Created By Muhammad Joe Sekigawa on September 15, 2011

Bismillah Arabic

Liburan menjelang Hari Raya Idul Fitri 1432 H kemarin saya sempatkan untuk mewawancai perihal kehidupan Ma’e dan Pa’e. Memang bukan suatu hal yang luar biasa, dan tentunya banyak orang beranggapan bahwa saya hanya melakukan hal yang sia-sia belaka. Namun tidak bagi seorang Pembelajar Sepanjang Zaman. Selama saya hidup di dunia ini, tak pernah saya ketahui mengenai bagaimana perjalanan hidup seorang Ma’e, sosok Ibu yang begitu luar biasa membagi kasih sayangnya untuk kami berlima. Tak ada yang berat sebelah, dan tak ada pula yang ringan sebelah. Adil yang diterapkan oleh beliau merupakan bentuk kasih sayang yang adil dalam makna yang sesungguhnya dan proporsional.

Karenanya, saya secara pribadi akan menuangkan mengenai cerita kehidupan Ma’e semenjak kecil hingga sekarang ini. Semoga ini dapat menjadi catatan pengingat bagi diri saya bahwa jasa seorang Ibu itu tak akan dapat terbalaskan dengan apapun juga, kecuali syurga dari-Nya.

My Beloved Pa'e and Ma'e 2011 == Mother and Me

Let’s begin the story,,,

Murami, itulah satu nama yang disandang Ma’e semenjak lahir hingga saat ini. Ma’e tidak pernah dapat mengingat rupa ayah dan ibu beliau. Terang saja, karena ternyata Ma’e ditinggal wafat oleh ayahnya pada usia 3.5 bulan. Kemudian ibunda Ma’e menyusul pada saat Ma’e berusia 2 tahun. Alhasil semenjak itu Ma’e diasuh oleh kakak kandung beliau bernama Munawar. Ma’e hidup tiga bersaudara, Ma’e sendiri, Pak Dhe Munawar (Dhe War), dan Pak Dhe Mustakim (Dhe Mus). Saat Ma’e menginjak usia kelas 1 SD, Dhe War menikah dan saat kelas 4 SD, Dhe Mus menikah.

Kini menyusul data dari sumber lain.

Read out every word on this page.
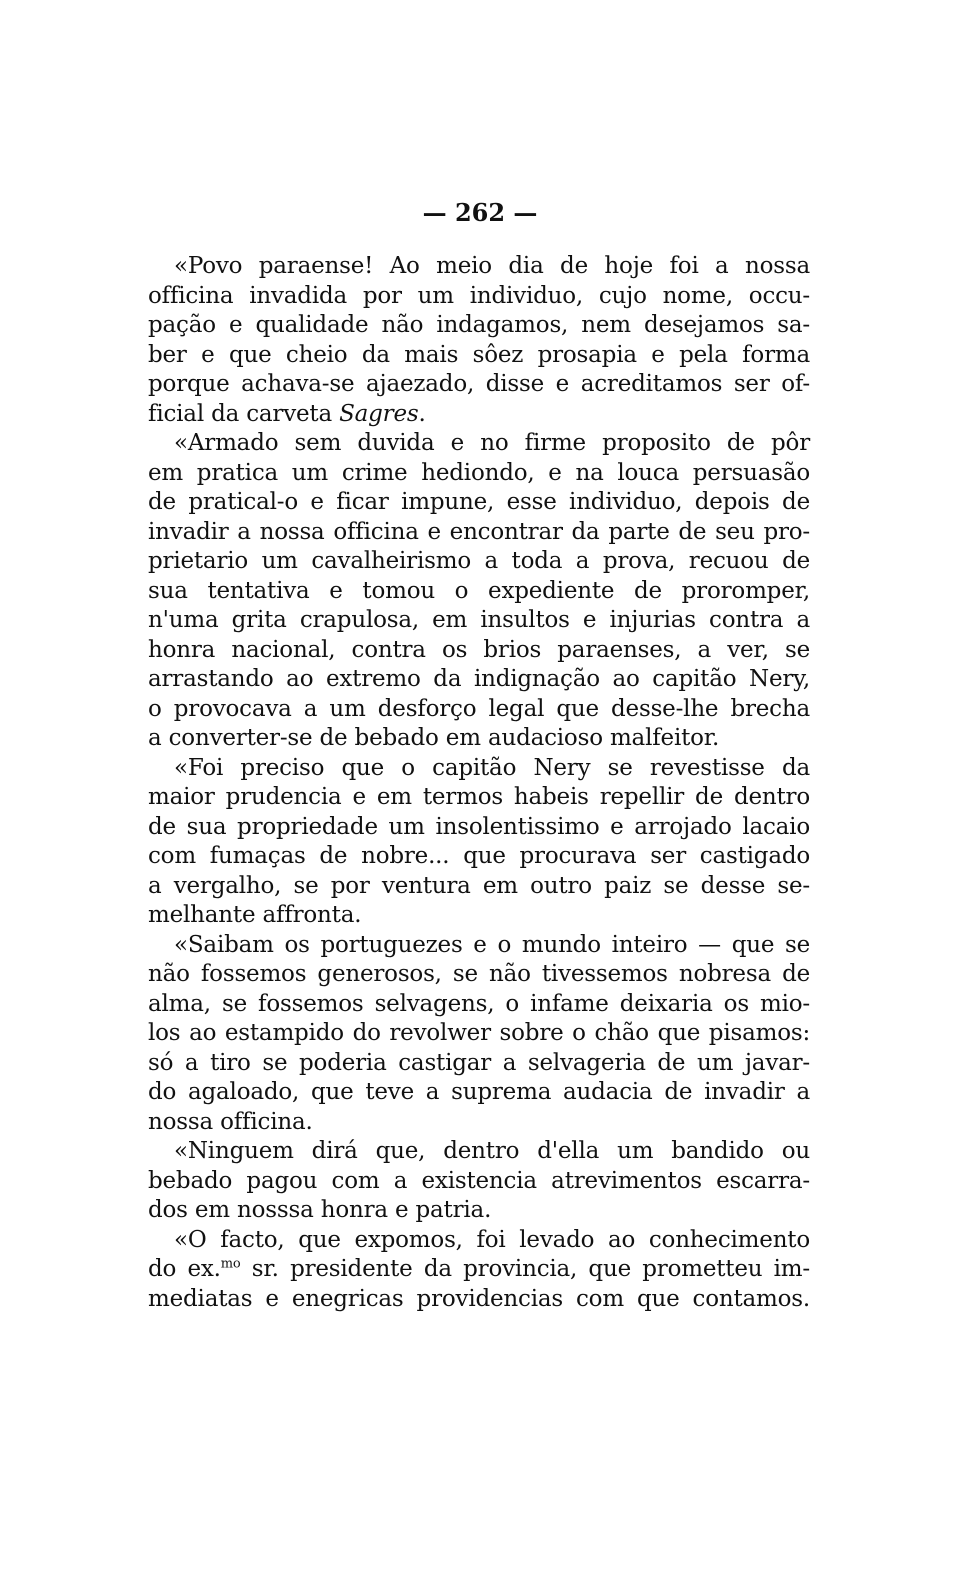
— 262 —
«Povo paraense! Ao meio dia de hoje foi a nossa
officina invadida por um individuo, cujo nome, occu-
pação e qualidade não indagamos, nem desejamos sa-
ber e que cheio da mais sôez prosapia e pela forma
porque achava-se ajaezado, disse e acreditamos ser of-
ficial da carveta Sagres.
«Armado sem duvida e no firme proposito de pôr
em pratica um crime hediondo, e na louca persuasão
de pratical-o e ficar impune, esse individuo, depois de
invadir a nossa officina e encontrar da parte de seu pro-
prietario um cavalheirismo a toda a prova, recuou de
sua tentativa e tomou o expediente de proromper,
n'uma grita crapulosa, em insultos e injurias contra a
honra nacional, contra os brios paraenses, a ver, se
arrastando ao extremo da indignação ao capitão Nery,
o provocava a um desforço legal que desse-lhe brecha
a converter-se de bebado em audacioso malfeitor.
«Foi preciso que o capitão Nery se revestisse da
maior prudencia e em termos habeis repellir de dentro
de sua propriedade um insolentissimo e arrojado lacaio
com fumaças de nobre... que procurava ser castigado
a vergalho, se por ventura em outro paiz se desse se-
melhante affronta.
«Saibam os portuguezes e o mundo inteiro — que se
não fossemos generosos, se não tivessemos nobresa de
alma, se fossemos selvagens, o infame deixaria os mio-
los ao estampido do revolwer sobre o chão que pisamos:
só a tiro se poderia castigar a selvageria de um javar-
do agaloado, que teve a suprema audacia de invadir a
nossa officina.
«Ninguem dirá que, dentro d'ella um bandido ou
bebado pagou com a existencia atrevimentos escarra-
dos em nosssa honra e patria.
«O facto, que expomos, foi levado ao conhecimento
do ex.$^{mo}$ sr. presidente da provincia, que prometteu im-
mediatas e enegricas providencias com que contamos.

Kehidupan Ma’e dan kakak-kakak beliau saat itu sungguh memang sangat memprihatinkan, sekolah pun jarang memakai seragam, tak pula bersepatu, membeli buku juga terkadang tidak mampu. Waktu itu, saat Ma’e kelas 4 SD, di Bancar mulai dibuka kelas Madrasah Ibtidaiyah (MI). Awalnya Ma’e mengikuti kelas di MI selepas sekolah di SD, namun lambat laun Ma’e lebih memberatkan diri untuk bersekolah di MI saja. Akhirnya Ma’e pun tidak meneruskan sekolah SD dan mulai menjadi siswa kelas 1 di MI. Namun malangnya, baru 2 tahun di MI, sekolah tersebut ditutup karena suatu hal. Ma’e pun kemudian tak pernah mendapatkan ijazah untuk sekolah di jalur pendidikan formal.

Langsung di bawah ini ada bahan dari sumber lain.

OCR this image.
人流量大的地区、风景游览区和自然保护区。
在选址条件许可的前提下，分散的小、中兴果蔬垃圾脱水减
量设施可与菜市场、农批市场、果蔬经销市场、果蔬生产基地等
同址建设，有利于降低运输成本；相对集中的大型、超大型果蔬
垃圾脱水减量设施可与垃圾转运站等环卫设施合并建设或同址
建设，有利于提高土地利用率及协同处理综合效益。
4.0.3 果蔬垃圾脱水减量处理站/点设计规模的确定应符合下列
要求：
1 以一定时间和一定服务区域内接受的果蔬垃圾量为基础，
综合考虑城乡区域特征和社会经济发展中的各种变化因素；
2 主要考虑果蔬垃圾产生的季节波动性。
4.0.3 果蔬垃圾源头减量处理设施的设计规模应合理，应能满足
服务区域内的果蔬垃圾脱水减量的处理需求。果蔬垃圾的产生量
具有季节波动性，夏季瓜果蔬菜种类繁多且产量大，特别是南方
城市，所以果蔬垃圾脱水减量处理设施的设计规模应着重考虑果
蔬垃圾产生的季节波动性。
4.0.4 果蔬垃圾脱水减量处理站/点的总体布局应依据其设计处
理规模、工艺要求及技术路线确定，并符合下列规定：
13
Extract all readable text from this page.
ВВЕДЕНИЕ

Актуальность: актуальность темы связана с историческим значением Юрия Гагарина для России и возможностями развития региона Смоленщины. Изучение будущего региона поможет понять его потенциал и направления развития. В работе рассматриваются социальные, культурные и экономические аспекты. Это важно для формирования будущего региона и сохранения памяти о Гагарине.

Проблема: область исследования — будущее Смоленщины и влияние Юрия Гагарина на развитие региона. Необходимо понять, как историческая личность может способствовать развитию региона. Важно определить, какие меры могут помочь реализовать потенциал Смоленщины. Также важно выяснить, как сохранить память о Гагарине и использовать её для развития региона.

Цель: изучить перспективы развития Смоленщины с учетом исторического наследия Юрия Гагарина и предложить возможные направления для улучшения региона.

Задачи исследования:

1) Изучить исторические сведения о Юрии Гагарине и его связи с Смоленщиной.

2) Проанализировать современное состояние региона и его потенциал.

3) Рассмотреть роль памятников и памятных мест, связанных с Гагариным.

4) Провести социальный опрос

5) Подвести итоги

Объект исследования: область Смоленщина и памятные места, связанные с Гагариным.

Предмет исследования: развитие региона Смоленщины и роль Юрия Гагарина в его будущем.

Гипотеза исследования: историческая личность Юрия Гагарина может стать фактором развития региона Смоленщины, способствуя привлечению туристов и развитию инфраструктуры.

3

Pasca keluar dari sekolah MI, kegiatan sehari-hari Ma’e lebih sering membantu pemenuhan kebutuhan sehari-hari Dhe War dan isterinya, misalnya mencari air di sumur, mencari kayu untuk masak, dan lain-lain. Namun Ma’e juga masih mengaji di mushola setiap sore hingga waktu Isya. Dengan ketekunan beliau tersebut, pada akhirnya sudah pernah qatam Al Qur’an.

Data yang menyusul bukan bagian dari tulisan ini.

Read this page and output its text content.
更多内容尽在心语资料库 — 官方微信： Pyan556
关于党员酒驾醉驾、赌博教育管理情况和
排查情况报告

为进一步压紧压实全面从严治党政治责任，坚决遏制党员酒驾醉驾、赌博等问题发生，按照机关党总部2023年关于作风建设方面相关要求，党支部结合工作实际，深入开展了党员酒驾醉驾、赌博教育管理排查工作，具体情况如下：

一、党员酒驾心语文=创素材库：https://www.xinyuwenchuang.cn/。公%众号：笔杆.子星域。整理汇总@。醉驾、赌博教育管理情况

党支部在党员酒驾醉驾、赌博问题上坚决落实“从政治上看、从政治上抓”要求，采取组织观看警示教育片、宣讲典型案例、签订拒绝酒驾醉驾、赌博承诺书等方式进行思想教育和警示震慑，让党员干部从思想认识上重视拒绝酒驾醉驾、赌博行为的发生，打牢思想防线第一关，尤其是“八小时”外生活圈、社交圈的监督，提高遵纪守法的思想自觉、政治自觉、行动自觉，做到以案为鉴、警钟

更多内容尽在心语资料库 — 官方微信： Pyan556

Persoalan menikah juga menjadi cerita yang unik pada kehidupan Ma’e. Beliau menikah pada tahun 1971. Saat itu, Ma’e sama sekali tidak mengenal siapa calon suaminya, pada saat akad nikah pun, Ma’e tak berani melihat ke wajah Pa’e. Ya, karena masih zaman dahulu, jadi pernikahan gadis desa itu menggunakan sistem perjodohan dan dalam usia yang relatif masih sangat dini. Bayangkan, Ma’e menikah saat berusia 15 tahun dan tanpa mengenal terlebih dahulu siapa calon suaminya. Di satu sisi, hal itu memang syar’i karena tanpa melalui proses “pacaran”, namun bukan berarti jika tidak “pacaran” juga tidak boleh “ta’aruf”, dan kejadian yang dialami Ma’e adalah tidak “pacaran” dan tidak juga “ta’aruf”.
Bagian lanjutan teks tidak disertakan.